Au-delà des controverses sur la propriété de la chaîne, ce sont les conséquences potentielles de ce changement de propriétaire qui suscitent l’inquiétude en Géorgie : Rustavi 2 est à la fois la chaîne la plus populaire du pays et le principal porte-voix de l’opposition politique. Dans un pays où les patrons de presse ont la haute main sur les lignes éditoriales, la rédaction craint que Kibar Khalvachi n’impose un revirement de la chaîne en faveur du pouvoir. Ce qui porterait un coup majeur au pluralisme du paysage audiovisuel géorgien, où Rustavi 2 fait figure d’exception au milieu de chaînes progouvernementales.
Kibar Khalvachi a promis de ne pas intervenir dans la ligne éditoriale de la chaîne et de ne licencier personne si ce n’est son directeur général, Nika Gvaramia. Le nouveau propriétaire a cependant rejeté les demandes de la rédaction de confirmer cet engagement par écrit, de créer un conseil de supervision indépendant et de prolonger de deux ans tous les contrats du personnel. Les journalistes s‘inquiètent également de ses déclarations quant à la situation économique de la chaîne, qu’il affirme avoir trouvée plus dégradée qu’il ne l’attendait.

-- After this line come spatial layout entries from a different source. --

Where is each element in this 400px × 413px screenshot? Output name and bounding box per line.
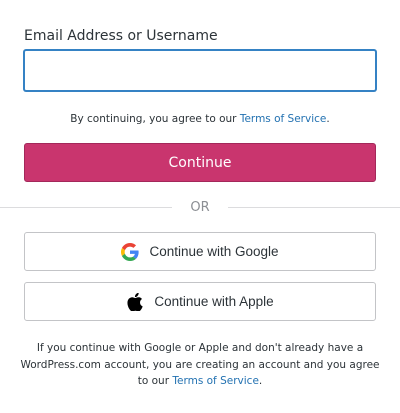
- apple-icon: [126, 292, 144, 311]
- footer-line-3-prefix: to our: [137, 375, 173, 387]
- continue-button[interactable]: Continue: [24, 143, 376, 182]
- email-label: Email Address or Username: [24, 28, 218, 44]
- footer-line-3-suffix: .: [258, 375, 263, 387]
- divider-line-right: [228, 207, 400, 208]
- apple-button-label: Continue with Apple: [154, 294, 274, 309]
- email-input[interactable]: [24, 50, 376, 91]
- divider-text: OR: [190, 200, 210, 215]
- tos-prefix: By continuing, you agree to our: [70, 113, 240, 125]
- terms-of-service-link[interactable]: Terms of Service: [240, 113, 327, 125]
- continue-with-apple-button[interactable]: Continue with Apple: [24, 282, 376, 321]
- continue-with-google-button[interactable]: Continue with Google: [24, 232, 376, 271]
- account-creation-notice: If you continue with Google or Apple and…: [0, 340, 400, 390]
- google-icon: [121, 242, 140, 261]
- footer-line-2: WordPress.com account, you are creating …: [20, 358, 380, 371]
- or-divider: OR: [0, 199, 400, 217]
- footer-line-3: to our Terms of Service.: [0, 373, 400, 390]
- footer-line-1: If you continue with Google or Apple and…: [36, 342, 364, 354]
- tos-notice: By continuing, you agree to our Terms of…: [0, 111, 400, 127]
- footer-terms-of-service-link[interactable]: Terms of Service: [172, 375, 259, 387]
- tos-suffix: .: [326, 113, 330, 125]
- google-button-label: Continue with Google: [149, 244, 279, 259]
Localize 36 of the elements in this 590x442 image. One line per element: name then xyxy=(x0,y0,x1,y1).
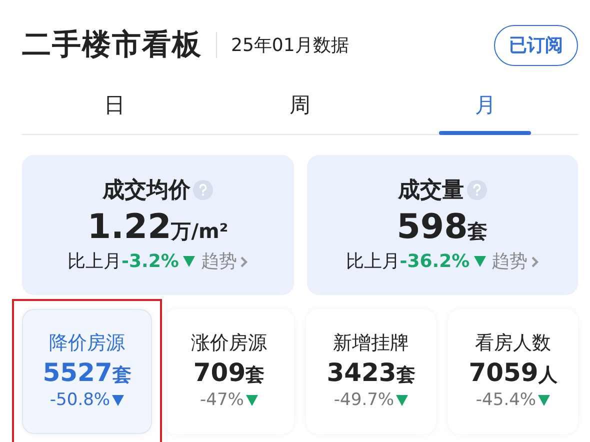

“L’indépendance éditoriale de la rédaction de Rustavi 2 et sa pérennité économique doivent être garanties, déclare Johann Bihr, responsable du bureau Europe de l’Est et Asie centrale de RSF. A l’approche des élections législatives de 2020, il est essentiel de préserver le pluralisme du paysage médiatique géorgien, mais aussi de réduire l’influence des patrons de presse et des partis politiques sur les lignes éditoriales.”
Rustavi 2 est passée de main en main depuis sa création en 1994 et les gouvernements successifs ont souvent cherché à la contrôler. Kibar Khalvachi en a pris le contrôle en 2004 dans des circonstances disputées, avant de la revendre deux ans plus tard sous la pression, affirme-t-il, de l’ancien gouvernement de Mikheïl Saakachvili. La chaîne est depuis lors restée proche du parti de ce dernier, le Mouvement national uni. Depuis l’arbitrage favorable à Kibar Khalvachi, un ancien ministre de la Défense et deux des fondateurs de la chaîne revendiquent à leur tour la propriété de Rustavi 2.
La loi géorgienne interdit aux partis politiques de posséder directement des médias, mais les grandes chaînes de télévision défendent généralement les intérêts économiques et politiques de leurs propriétaires. La Géorgie occupe la 60e place sur 180 au Classement mondial 2019 de la liberté de la presse, établi par RSF.